There are a few limitations to our study that should be mentioned. First, the study’s cross-sectional nature is a weakness that prevents us from establishing a cause-and-effect relationship. Second, the small sample size is another drawback of this study, and we cannot generalize the findings to the general population. Therefore, we recommend conducting larger cohort studies in the future that allow the results to be generalizable. Third, another limitation that affects the generalizability of the findings is the convenience sampling method adopted in this study because of the limited number of cases. Another limitation of this study is that we did not investigate other psychiatric comorbidities, which are known to frequently co-occur and may influence the overall mental health outcomes of the participants. Lastly, the evaluation of depressive symptoms was based on the BDI-II scale instead of the gold standard DSM-V criteria for depressive disorders. However, the BDI-II has good reliability and validity for screening and assessing depressive symptom levels in this population.26 In spite of these limitations, this is the first study to determine the prevalence of depressive symptoms among PD patients in Somalia.

Conclusions

In conclusion, this is the first study conducted in Somalia on PD patients and found that a significant percentage of these patients suffered from depressive symptoms, and none of them were diagnosed prior to screening for this study. Additionally, the factors that showed a significant association with the presence of depressive symptoms in our study were the presence of medical comorbidities, high monthly income, an advanced PD stage on the Hoehn and Yahr scale, longer duration of PD, and being on polytherapy for PD. Wider cohort studies with larger sample size is recommended in the future to further emphasize the clinical significance of our findings. In addition, we also recommend routine depression screening in patients with PD especially those with apathy) that may be mistaken for depression.

Abbreviations

PD, Parkinson’s Disease; NMS, Non-Motor Symptoms; BDI-II, Beck Depression Inventory-II; DSM-V, Diagnostic and Statistical Manual of Mental Disorders, Fifth Edition.

Data Sharing Statement

All the required information is in the manuscript itself.

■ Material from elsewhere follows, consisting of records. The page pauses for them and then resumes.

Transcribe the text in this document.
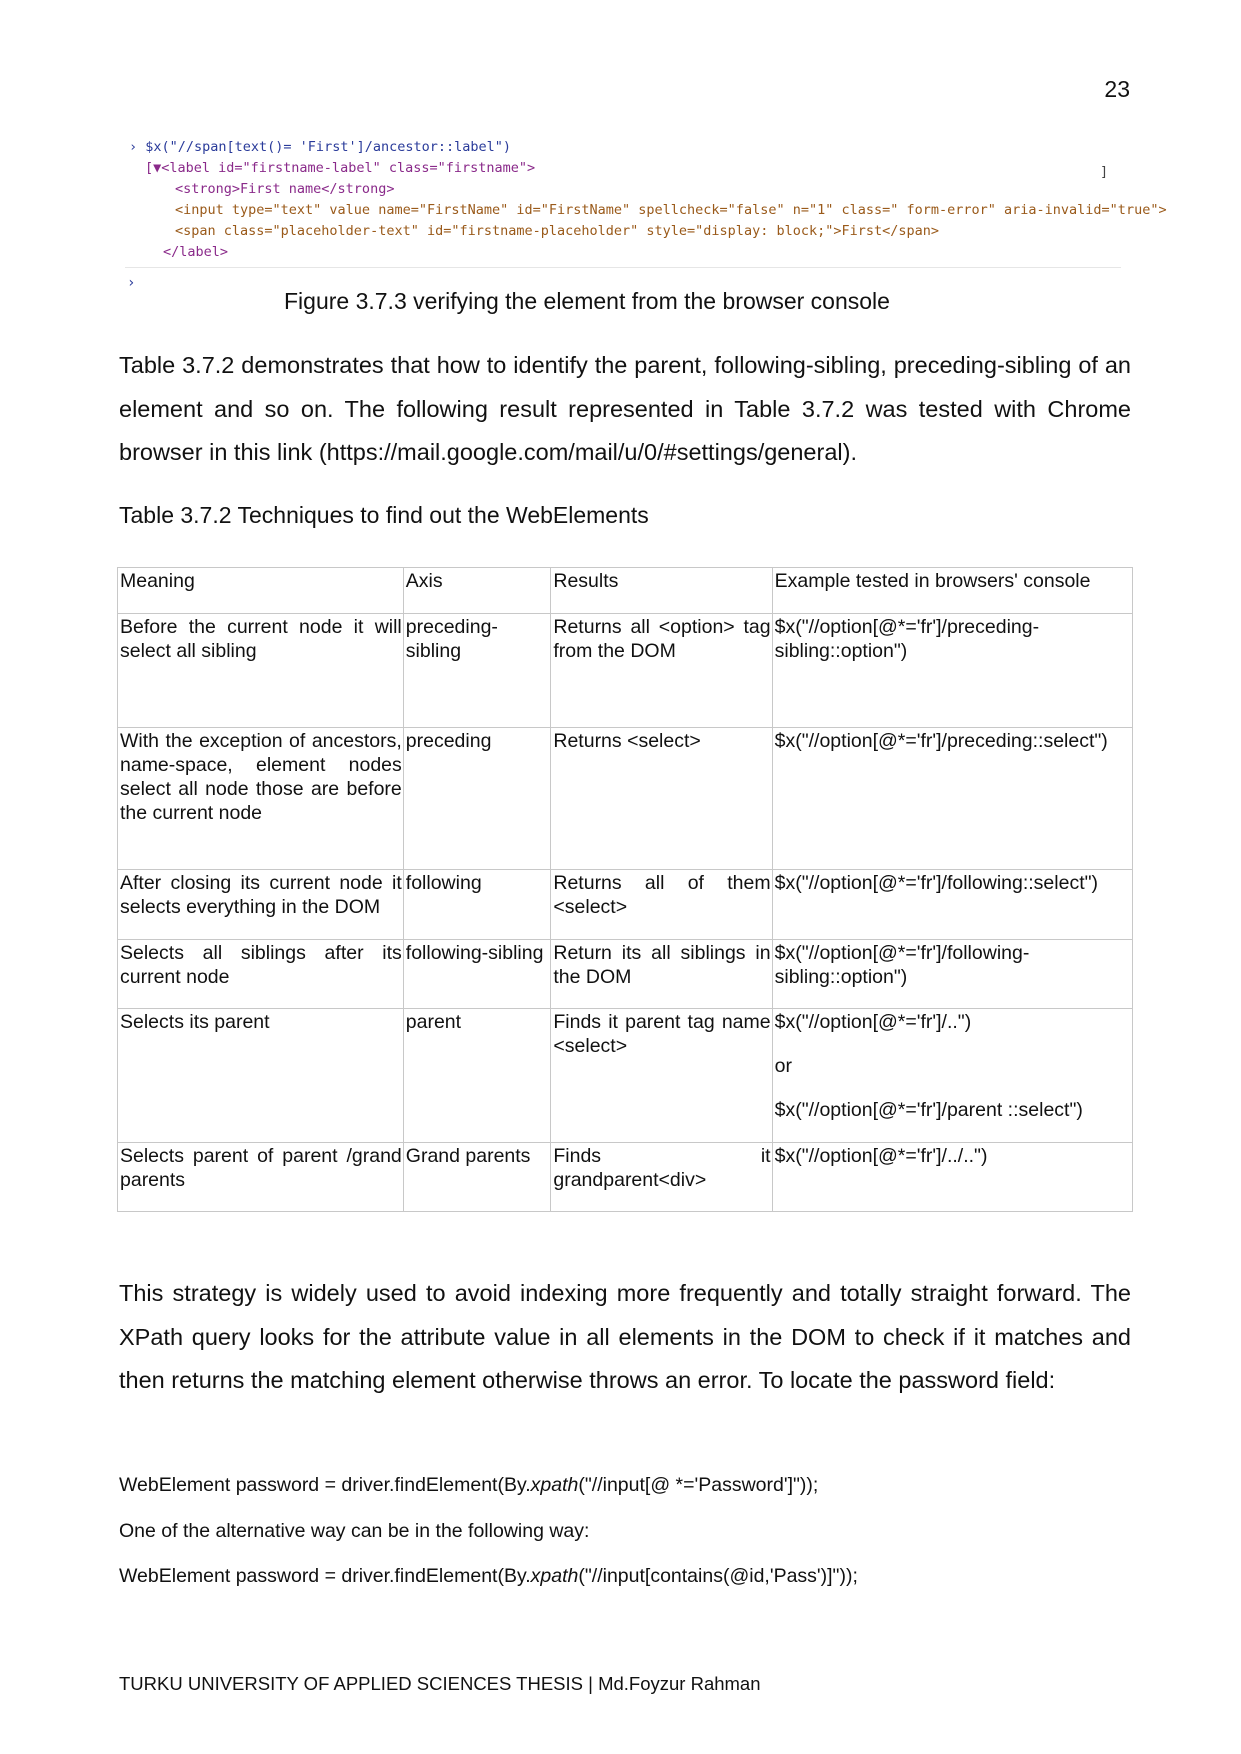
23
› $x("//span[text()= 'First']/ancestor::label")
[▼<label id="firstname-label" class="firstname">	]
<strong>First name</strong>
<input type="text" value name="FirstName" id="FirstName" spellcheck="false" n="1" class=" form-error" aria-invalid="true">
<span class="placeholder-text" id="firstname-placeholder" style="display: block;">First</span>
</label>
›
Figure 3.7.3 verifying the element from the browser console
Table 3.7.2 demonstrates that how to identify the parent, following-sibling, preceding-sibling of an element and so on. The following result represented in Table 3.7.2 was tested with Chrome browser in this link (https://mail.google.com/mail/u/0/#settings/general).
Table 3.7.2 Techniques to find out the WebElements
Meaning	Axis	Results	Example tested in browsers' console
Before the current node it will select all sibling	preceding-sibling	Returns all <option> tag from the DOM	$x("//option[@*='fr']/preceding-sibling::option")
With the exception of ancestors, name-space, element nodes select all node those are before the current node	preceding	Returns <select>	$x("//option[@*='fr']/preceding::select")
After closing its current node it selects everything in the DOM	following	Returns all of them <select>	$x("//option[@*='fr']/following::select")
Selects all siblings after its current node	following-sibling	Return its all siblings in the DOM	$x("//option[@*='fr']/following-sibling::option")
Selects its parent	parent	Finds it parent tag name <select>	$x("//option[@*='fr']/..")
or
$x("//option[@*='fr']/parent ::select")

Selects parent of parent /grand parents	Grand parents	Finds it grandparent<div>	$x("//option[@*='fr']/../..")
This strategy is widely used to avoid indexing more frequently and totally straight forward. The XPath query looks for the attribute value in all elements in the DOM to check if it matches and then returns the matching element otherwise throws an error. To locate the password field:
WebElement password = driver.findElement(By.xpath("//input[@ *='Password']"));
One of the alternative way can be in the following way:
WebElement password = driver.findElement(By.xpath("//input[contains(@id,'Pass')]"));
TURKU UNIVERSITY OF APPLIED SCIENCES THESIS | Md.Foyzur Rahman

Informed Consent Statement

All study participants and their legal guardians provide informed written consent before the study recruitment.

Acknowledgments

The authors would like to thank the study participants for their contribution.

Author Contributions

All authors made a significant contribution to the work reported, whether that is in the conception, study design, execution, acquisition of data, analysis and interpretation, or in all these areas; took part in drafting, revising or critically reviewing the article; gave final approval of the version to be published; have agreed on the journal to which the article has been submitted; and agree to be accountable for all aspects of the work.

Disclosure

The authors declare that they have no conflicts of interest.